【安珍清姫物語】
真砂荘司藤原左衛門之尉清重と清重が黒蛇から助けた「白蛇の化身」の間に誕生した清姫。
清姫が十三才の年、熊野三山へ参拝の途中ここを宿としていた奥州(福島県)白河在萱根の里安兵衛の子安珍十六才、御互いひそかに惹かれ合っていた。
ある夜、安珍は蛇身の清姫の姿を偶然見てしまい、恐れをなした。それとは知らずに清姫は思いつめた末、遂に胸のうちを語った。突然の申し入れに、なんとかして逃れようと思い「自分は今熊野参拝の途中なので、帰りには必ず奥州へ一緒に連れて帰る。」とその場逃れの申しわけをして旅立った。
その真意を知らずに 安珍の帰りを指折り待ちわびる清姫。しかしあまりにも安珍の帰りが遅いので、旅人に尋ねると「その僧なら先程通っていかれた。」と聞いて、さては約束を破って別の道を行ったのだとあまりの悔しさに道に伏して泣き叫んだ。

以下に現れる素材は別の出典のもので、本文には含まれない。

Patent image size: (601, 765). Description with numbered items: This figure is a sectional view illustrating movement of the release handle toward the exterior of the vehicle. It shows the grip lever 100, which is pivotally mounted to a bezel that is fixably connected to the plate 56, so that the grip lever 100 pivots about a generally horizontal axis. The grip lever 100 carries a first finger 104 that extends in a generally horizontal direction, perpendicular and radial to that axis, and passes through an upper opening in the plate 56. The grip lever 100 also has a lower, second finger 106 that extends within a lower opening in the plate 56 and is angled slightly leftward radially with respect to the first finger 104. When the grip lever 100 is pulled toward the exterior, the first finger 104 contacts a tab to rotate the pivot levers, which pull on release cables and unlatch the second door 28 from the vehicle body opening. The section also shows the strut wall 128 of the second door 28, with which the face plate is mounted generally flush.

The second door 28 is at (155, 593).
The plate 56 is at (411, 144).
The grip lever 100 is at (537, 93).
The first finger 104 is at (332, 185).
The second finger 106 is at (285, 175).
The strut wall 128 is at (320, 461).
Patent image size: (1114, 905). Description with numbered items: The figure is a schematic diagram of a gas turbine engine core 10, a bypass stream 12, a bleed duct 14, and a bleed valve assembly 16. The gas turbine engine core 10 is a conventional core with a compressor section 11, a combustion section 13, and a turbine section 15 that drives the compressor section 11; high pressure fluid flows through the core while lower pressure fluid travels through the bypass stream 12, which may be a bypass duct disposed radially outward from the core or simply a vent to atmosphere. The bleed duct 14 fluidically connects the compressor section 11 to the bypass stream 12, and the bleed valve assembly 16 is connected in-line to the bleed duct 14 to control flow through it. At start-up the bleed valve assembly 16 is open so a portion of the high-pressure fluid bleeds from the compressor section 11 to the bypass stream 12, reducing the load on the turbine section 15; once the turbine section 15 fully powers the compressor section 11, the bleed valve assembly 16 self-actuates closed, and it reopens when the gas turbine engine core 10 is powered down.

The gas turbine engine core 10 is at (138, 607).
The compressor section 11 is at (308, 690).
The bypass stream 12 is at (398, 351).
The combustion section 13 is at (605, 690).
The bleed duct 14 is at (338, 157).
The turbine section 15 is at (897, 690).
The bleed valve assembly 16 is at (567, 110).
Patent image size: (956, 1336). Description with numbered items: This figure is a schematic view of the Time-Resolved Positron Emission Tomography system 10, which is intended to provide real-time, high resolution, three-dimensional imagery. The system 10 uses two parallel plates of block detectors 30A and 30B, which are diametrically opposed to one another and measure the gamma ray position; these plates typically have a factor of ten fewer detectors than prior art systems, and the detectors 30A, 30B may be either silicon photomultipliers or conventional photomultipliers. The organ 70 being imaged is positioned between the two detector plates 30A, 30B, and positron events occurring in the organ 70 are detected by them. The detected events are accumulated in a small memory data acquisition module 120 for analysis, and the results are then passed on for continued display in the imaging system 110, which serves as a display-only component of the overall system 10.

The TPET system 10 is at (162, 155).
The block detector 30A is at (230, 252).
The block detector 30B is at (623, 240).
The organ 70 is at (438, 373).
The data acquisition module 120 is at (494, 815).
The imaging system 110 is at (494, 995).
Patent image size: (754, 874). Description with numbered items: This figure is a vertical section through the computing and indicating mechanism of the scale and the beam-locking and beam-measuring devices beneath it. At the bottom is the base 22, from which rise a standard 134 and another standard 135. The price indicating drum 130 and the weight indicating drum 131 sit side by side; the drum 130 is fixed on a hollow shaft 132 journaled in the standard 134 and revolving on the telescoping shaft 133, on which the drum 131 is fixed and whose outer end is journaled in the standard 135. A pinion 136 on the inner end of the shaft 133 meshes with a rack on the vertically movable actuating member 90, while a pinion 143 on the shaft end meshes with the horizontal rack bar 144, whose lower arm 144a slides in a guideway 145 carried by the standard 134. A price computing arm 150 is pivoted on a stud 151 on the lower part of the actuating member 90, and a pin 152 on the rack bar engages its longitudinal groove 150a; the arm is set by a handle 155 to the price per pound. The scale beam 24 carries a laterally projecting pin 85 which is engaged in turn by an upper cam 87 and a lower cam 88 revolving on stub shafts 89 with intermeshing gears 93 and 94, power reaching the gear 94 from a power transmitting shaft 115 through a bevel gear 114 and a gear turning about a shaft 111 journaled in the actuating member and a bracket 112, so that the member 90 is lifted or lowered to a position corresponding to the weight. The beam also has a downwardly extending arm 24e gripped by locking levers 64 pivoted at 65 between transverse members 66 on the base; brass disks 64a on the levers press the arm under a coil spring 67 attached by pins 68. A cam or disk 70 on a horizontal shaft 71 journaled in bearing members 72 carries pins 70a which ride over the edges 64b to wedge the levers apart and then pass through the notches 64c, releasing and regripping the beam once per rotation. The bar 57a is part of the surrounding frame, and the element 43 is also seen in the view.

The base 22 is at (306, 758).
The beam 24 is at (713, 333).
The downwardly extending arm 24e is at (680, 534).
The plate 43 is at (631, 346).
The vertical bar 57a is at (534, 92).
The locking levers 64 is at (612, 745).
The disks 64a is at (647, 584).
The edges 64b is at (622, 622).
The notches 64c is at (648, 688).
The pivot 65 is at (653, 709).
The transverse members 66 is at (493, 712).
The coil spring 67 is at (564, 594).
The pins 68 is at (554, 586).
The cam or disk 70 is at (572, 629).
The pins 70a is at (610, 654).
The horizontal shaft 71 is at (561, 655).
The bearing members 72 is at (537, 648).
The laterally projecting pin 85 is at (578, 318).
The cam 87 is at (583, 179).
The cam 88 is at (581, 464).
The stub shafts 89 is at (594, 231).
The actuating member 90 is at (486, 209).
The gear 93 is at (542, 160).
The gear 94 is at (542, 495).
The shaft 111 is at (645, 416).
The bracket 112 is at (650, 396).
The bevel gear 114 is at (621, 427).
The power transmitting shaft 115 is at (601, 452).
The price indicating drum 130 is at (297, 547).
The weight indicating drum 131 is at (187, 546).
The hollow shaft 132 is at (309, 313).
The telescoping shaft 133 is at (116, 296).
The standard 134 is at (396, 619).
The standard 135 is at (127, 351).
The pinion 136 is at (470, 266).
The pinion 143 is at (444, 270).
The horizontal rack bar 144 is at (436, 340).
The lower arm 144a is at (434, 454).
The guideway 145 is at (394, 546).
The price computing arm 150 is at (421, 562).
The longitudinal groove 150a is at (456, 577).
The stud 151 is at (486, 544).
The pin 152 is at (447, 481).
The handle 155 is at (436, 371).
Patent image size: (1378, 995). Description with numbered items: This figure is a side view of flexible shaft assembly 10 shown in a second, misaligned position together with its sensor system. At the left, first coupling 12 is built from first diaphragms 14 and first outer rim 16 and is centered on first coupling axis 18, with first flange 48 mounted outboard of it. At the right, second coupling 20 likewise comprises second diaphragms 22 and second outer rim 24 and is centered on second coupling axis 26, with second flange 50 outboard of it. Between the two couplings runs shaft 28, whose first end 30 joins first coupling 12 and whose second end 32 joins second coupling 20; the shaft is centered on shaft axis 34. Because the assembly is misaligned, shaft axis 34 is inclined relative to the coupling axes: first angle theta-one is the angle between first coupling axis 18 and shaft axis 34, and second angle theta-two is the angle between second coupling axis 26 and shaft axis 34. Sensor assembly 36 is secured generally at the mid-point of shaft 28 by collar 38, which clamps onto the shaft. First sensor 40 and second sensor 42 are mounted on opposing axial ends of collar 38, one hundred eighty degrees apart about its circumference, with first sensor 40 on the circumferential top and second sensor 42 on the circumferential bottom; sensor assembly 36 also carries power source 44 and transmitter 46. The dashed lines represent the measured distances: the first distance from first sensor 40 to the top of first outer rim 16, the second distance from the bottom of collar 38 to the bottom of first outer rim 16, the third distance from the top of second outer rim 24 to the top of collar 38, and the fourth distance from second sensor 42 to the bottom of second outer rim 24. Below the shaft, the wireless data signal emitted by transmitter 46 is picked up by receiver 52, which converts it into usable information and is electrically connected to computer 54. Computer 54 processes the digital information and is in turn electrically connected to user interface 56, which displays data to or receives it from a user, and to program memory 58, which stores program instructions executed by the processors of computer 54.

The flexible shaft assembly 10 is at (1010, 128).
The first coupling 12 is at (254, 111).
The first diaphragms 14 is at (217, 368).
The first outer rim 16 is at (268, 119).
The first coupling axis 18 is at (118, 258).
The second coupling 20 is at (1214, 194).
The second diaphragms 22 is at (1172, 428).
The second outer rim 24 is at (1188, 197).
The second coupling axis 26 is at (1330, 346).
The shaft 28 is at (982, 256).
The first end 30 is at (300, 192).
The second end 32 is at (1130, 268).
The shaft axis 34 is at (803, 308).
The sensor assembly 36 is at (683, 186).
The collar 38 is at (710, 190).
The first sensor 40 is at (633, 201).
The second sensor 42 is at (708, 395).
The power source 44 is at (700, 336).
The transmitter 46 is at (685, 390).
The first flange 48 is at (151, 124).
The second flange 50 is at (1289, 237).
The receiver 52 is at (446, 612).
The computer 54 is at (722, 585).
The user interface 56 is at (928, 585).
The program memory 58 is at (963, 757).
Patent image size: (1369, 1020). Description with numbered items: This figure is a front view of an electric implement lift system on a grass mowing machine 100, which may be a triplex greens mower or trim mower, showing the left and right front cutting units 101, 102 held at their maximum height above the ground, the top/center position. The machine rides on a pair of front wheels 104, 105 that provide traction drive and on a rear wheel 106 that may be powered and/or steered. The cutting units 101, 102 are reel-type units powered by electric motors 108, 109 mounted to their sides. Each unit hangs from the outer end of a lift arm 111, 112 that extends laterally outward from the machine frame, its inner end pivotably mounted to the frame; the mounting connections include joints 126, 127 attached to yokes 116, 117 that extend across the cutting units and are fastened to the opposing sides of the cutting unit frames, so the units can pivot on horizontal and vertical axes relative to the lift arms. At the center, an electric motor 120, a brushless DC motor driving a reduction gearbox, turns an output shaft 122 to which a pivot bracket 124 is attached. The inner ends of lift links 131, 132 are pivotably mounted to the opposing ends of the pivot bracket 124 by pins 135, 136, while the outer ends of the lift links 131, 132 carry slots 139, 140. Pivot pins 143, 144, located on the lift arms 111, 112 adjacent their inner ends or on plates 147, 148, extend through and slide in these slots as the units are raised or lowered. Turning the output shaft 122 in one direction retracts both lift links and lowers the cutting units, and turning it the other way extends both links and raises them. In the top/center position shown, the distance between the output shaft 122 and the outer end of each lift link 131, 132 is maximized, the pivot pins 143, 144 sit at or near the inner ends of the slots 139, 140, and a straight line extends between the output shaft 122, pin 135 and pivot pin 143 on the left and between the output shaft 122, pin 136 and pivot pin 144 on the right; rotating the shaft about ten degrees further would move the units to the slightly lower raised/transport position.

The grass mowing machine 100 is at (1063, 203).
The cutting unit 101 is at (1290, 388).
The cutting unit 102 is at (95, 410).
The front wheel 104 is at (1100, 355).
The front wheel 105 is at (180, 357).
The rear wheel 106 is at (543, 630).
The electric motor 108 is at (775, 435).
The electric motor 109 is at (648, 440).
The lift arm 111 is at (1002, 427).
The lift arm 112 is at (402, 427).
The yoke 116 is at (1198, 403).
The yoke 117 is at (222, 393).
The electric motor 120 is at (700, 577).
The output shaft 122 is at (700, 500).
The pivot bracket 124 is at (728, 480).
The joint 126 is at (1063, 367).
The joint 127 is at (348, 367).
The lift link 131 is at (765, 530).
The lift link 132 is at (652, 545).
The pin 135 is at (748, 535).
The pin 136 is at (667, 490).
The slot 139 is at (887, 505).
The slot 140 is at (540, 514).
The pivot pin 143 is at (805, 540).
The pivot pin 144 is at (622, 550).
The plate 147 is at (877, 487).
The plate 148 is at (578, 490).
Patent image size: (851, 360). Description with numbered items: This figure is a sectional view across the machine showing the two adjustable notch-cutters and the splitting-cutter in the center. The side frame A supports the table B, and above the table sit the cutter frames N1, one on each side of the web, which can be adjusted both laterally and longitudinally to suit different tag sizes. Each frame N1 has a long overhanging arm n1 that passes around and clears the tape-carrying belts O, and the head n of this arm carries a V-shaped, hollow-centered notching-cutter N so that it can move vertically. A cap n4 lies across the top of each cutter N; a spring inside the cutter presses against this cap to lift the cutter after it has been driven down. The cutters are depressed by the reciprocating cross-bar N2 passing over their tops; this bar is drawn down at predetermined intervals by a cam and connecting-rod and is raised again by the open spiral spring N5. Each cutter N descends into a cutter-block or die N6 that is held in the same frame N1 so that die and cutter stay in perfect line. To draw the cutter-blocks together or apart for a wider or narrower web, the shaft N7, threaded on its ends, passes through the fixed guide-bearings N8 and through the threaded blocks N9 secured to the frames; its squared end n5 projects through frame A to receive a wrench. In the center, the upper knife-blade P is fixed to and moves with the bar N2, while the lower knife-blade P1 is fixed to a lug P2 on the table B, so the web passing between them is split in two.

やがて、気を取り直して汐見峠まで後を追い、杉の大木によじ登り(現在の捻木)はるかに望めば、すでに田辺の会津橋を渡り逃げる安珍を見て怒りに燃え狂い「生きてこの世でそえぬなら死して思いをとげん。」と、立ち帰り荘司ヶ渕に身を投げた。
その一念が怨霊となり、道成寺まで蛇身となって後を追い、鐘に隠れた安珍を七巻半して火炎を出し焼死させた。
時、延長六年八月二十三日。
里人達は、この渕を清姫渕と呼び、霊を慰めるため碑を建立し供養を続けている。
鐘を七巻半したというのを一部では、奥州からの熊野参拝の日数が七十五日かかったからだと言う説もある。
清姫という女性は、たいへん情熱的な人だったようである。